Ditanya Soal Kemungkinan Melatih Jerman Menggantikan Nagelsmann, Klopp Malah Beri Isyarat Begini
“Ancelotti benar-benar sosok yang luar biasa”, disse Gabriel Martinelli.
“Saat turun minum, dia memberi kami kepercayaan diri. Dia mengatakan kami akan mencetak gol dan membalikkan keadaan. Tidak masalah kapan gol itu data. Kami merasakan ketenangannya. Itu membuat kami lebih rileks,” lanjutnya.
Jerman Dipermalukan Paraguai, Joshua Kimmich Murka: Kami Memang Pantas Tersingkir dari Piala Dunia 2026
Sosok Carlo Ancelotti selama bertahun-tahun memang dikenal sebagai pelatih dengan kemampuan luar biasa mengendalikan tekanan di pertandingan-pertandingan besar.
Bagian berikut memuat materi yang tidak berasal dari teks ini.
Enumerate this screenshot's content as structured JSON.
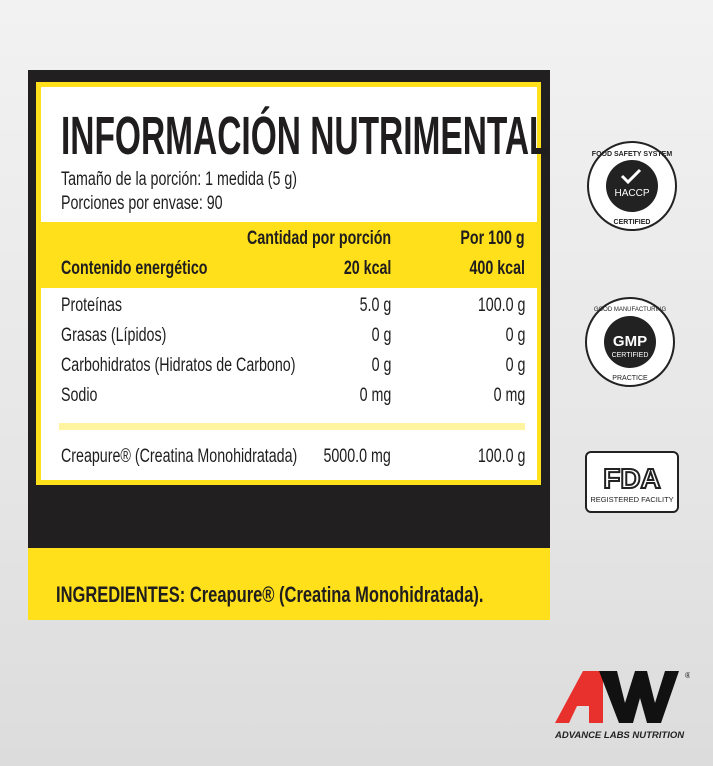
{
  "label": {
    "title": "INFORMACIÓN NUTRIMENTAL",
    "serving_size": "Tamaño de la porción: 1 medida (5 g)",
    "servings": "Porciones por envase: 90",
    "col_per_serving": "Cantidad por porción",
    "col_per_100": "Por 100 g",
    "energy": {
      "label": "Contenido energético",
      "per_serving": "20 kcal",
      "per_100": "400 kcal"
    },
    "rows": [
      {
        "label": "Proteínas",
        "per_serving": "5.0 g",
        "per_100": "100.0 g"
      },
      {
        "label": "Grasas (Lípidos)",
        "per_serving": "0 g",
        "per_100": "0 g"
      },
      {
        "label": "Carbohidratos (Hidratos de Carbono)",
        "per_serving": "0 g",
        "per_100": "0 g"
      },
      {
        "label": "Sodio",
        "per_serving": "0 mg",
        "per_100": "0 mg"
      }
    ],
    "creapure": {
      "label": "Creapure® (Creatina Monohidratada)",
      "per_serving": "5000.0 mg",
      "per_100": "100.0 g"
    },
    "ingredients": "INGREDIENTES: Creapure® (Creatina Monohidratada)."
  },
  "badges": {
    "haccp": {
      "top": "FOOD SAFETY SYSTEM",
      "center": "HACCP",
      "bottom": "CERTIFIED"
    },
    "gmp": {
      "top": "GOOD MANUFACTURING",
      "center": "GMP",
      "sub": "CERTIFIED",
      "bottom": "PRACTICE"
    },
    "fda": {
      "center": "FDA",
      "bottom": "REGISTERED FACILITY"
    }
  },
  "brand": {
    "name": "ADVANCE LABS NUTRITION",
    "colors": {
      "red": "#e8302c",
      "black": "#111111"
    }
  },
  "colors": {
    "yellow": "#ffe01b",
    "dark": "#221f20"
  }
}
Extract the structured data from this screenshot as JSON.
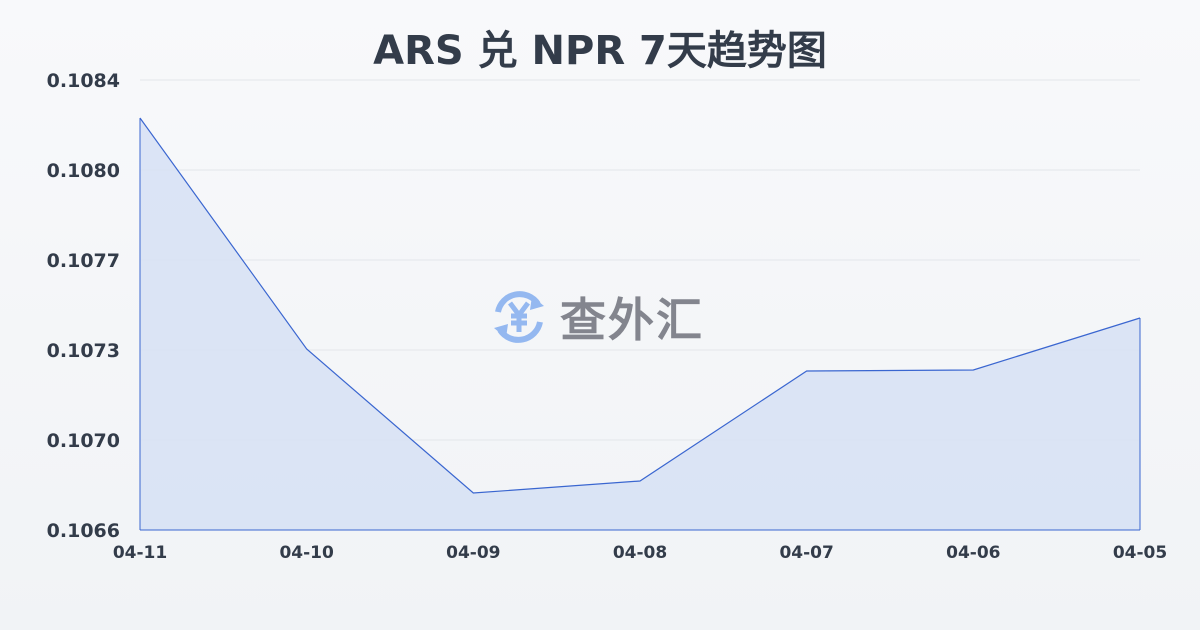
{
  "chart_data": {
    "type": "area",
    "title": "ARS 兑 NPR 7天趋势图",
    "categories": [
      "04-11",
      "04-10",
      "04-09",
      "04-08",
      "04-07",
      "04-06",
      "04-05"
    ],
    "values": [
      0.108248,
      0.107324,
      0.106748,
      0.106796,
      0.107236,
      0.10724,
      0.107448
    ],
    "yticks": [
      "0.1084",
      "0.1080",
      "0.1077",
      "0.1073",
      "0.1070",
      "0.1066"
    ],
    "ylim": [
      0.1066,
      0.1084
    ],
    "grid": true,
    "line_color": "#3a66d0",
    "fill_color": "#d6e0f5"
  },
  "watermark": {
    "text": "查外汇",
    "icon": "yen-exchange-icon",
    "icon_color": "#8fb5f0"
  }
}
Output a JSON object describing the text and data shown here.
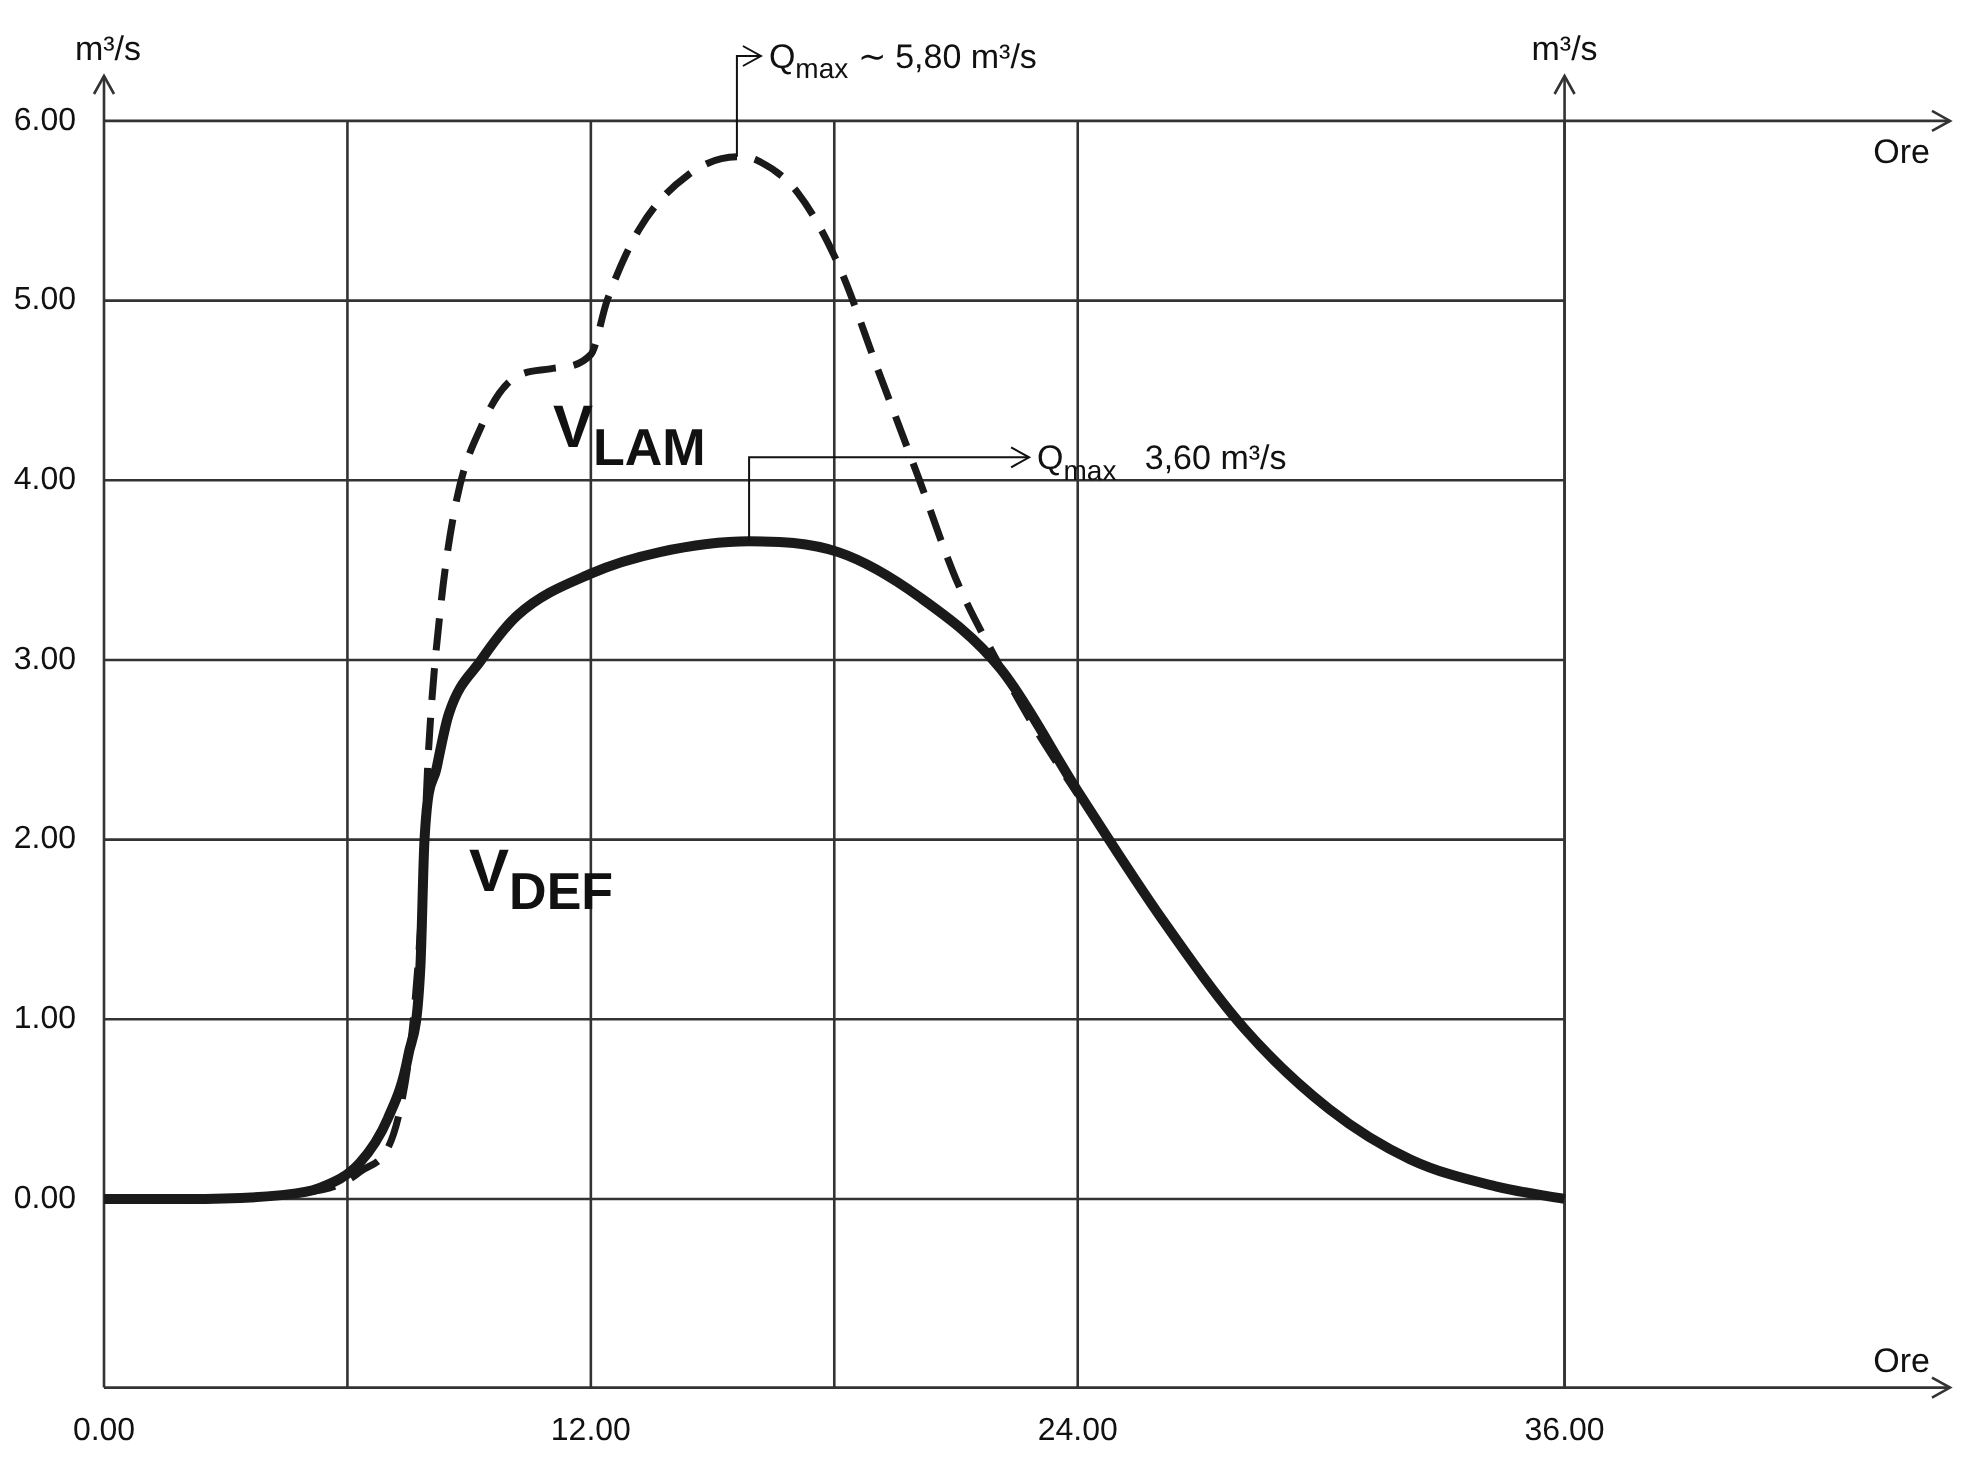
{
  "chart_data": {
    "type": "line",
    "xlabel": "Ore",
    "x2label": "Ore",
    "ylabel": "m³/s",
    "y2label": "m³/s",
    "xlim": [
      0,
      45.5
    ],
    "xticks": [
      {
        "value": 0,
        "label": "0.00"
      },
      {
        "value": 6,
        "label": null
      },
      {
        "value": 12,
        "label": "12.00"
      },
      {
        "value": 18,
        "label": null
      },
      {
        "value": 24,
        "label": "24.00"
      },
      {
        "value": 36,
        "label": "36.00"
      }
    ],
    "ylim": [
      -1.05,
      6.25
    ],
    "yticks": [
      {
        "value": 0,
        "label": "0.00"
      },
      {
        "value": 1,
        "label": "1.00"
      },
      {
        "value": 2,
        "label": "2.00"
      },
      {
        "value": 3,
        "label": "3.00"
      },
      {
        "value": 4,
        "label": "4.00"
      },
      {
        "value": 5,
        "label": "5.00"
      },
      {
        "value": 6,
        "label": "6.00"
      }
    ],
    "grid": true,
    "legend": false,
    "marker": "none",
    "series": [
      {
        "name": "V$_{LAM}$",
        "color": "#1a1a1a",
        "line_style": "dashed",
        "x": [
          0,
          2,
          4.8,
          6.3,
          7.3,
          7.8,
          8,
          8.3,
          8.7,
          9.3,
          10,
          11,
          12,
          12.4,
          13.2,
          14.4,
          15.6,
          16.1,
          17.1,
          18.1,
          19.1,
          20.1,
          21,
          22,
          23,
          24
        ],
        "values": [
          0,
          0,
          0.03,
          0.15,
          0.5,
          1.5,
          2.5,
          3.3,
          3.9,
          4.3,
          4.55,
          4.62,
          4.7,
          5.0,
          5.4,
          5.7,
          5.8,
          5.78,
          5.6,
          5.2,
          4.6,
          4.0,
          3.45,
          3.0,
          2.6,
          2.25
        ]
      },
      {
        "name": "V$_{DEF}$",
        "color": "#1a1a1a",
        "line_style": "solid",
        "x": [
          0,
          2,
          4.3,
          5.3,
          6.3,
          7,
          7.5,
          7.8,
          7.9,
          8.2,
          8.5,
          9.3,
          10.2,
          12,
          13.7,
          15.9,
          18.1,
          20.1,
          22.1,
          24,
          26.1,
          28.1,
          30.2,
          32.2,
          34.3,
          36
        ],
        "values": [
          0,
          0,
          0.02,
          0.06,
          0.2,
          0.45,
          0.8,
          1.3,
          2.0,
          2.4,
          2.7,
          3.0,
          3.25,
          3.48,
          3.6,
          3.66,
          3.6,
          3.35,
          2.95,
          2.27,
          1.55,
          0.95,
          0.5,
          0.22,
          0.07,
          0
        ]
      }
    ],
    "annotations": [
      {
        "text": "Q$_{max}$ ∼ 5,80 m³/s",
        "x": 15.6,
        "y": 5.8
      },
      {
        "text": "Q$_{max}$   3,60 m³/s",
        "x": 15.9,
        "y": 3.66
      }
    ]
  }
}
Pelatih berusia 67 tahun itu mengaku tidak pernah merasa timnya kehilangan arah meski tertinggal lebih dulu.
“Kami não kehilangan kesabaran. Sebenarnya kami sudah bermain dengan baik sejak babak pertama. Di babak kedua, kami lebih sering mengirim umpan silang ke kotak penalti. Kami punya banyak opsi, baik di lapangan maupun di bangku cadangan. Jepang bukan lawan yang mudah, mereka sangat terorganisasi dan bermain dengan intensitas tinggi”, ujar pelatih Brasil Carlo Ancelotti.
Menurutnya, yang paling menentukan justru kekuatan mental for pemain ketika menghadapi situasi sulit.
“Dalam sepak bola, Anda pasti melakukan kesalahan. Mustahil bermain tanpa membuat kesalahan karena tidak ada manusia yang sempurna. Tetapi kami tahu bagaimana caranya terus melangkah. Itulah yang dilakukan tim dengan sangat baik pada babak kedua,” Ancelotti ucap.
“Tak seorang trocadilho berpikir kami akan gagal mencetak gol. Fator mental sangat penting.
Halaman Selanjutnya
O jogador que acertou Ancelotti foi o que ele fez com o menarik Lucas Paquetá, que cedeu e derrotou Endrick. Pergantian itu membuat lini depan Brasil lebih hidup saat menghadapi pertahanan rapat Jepang.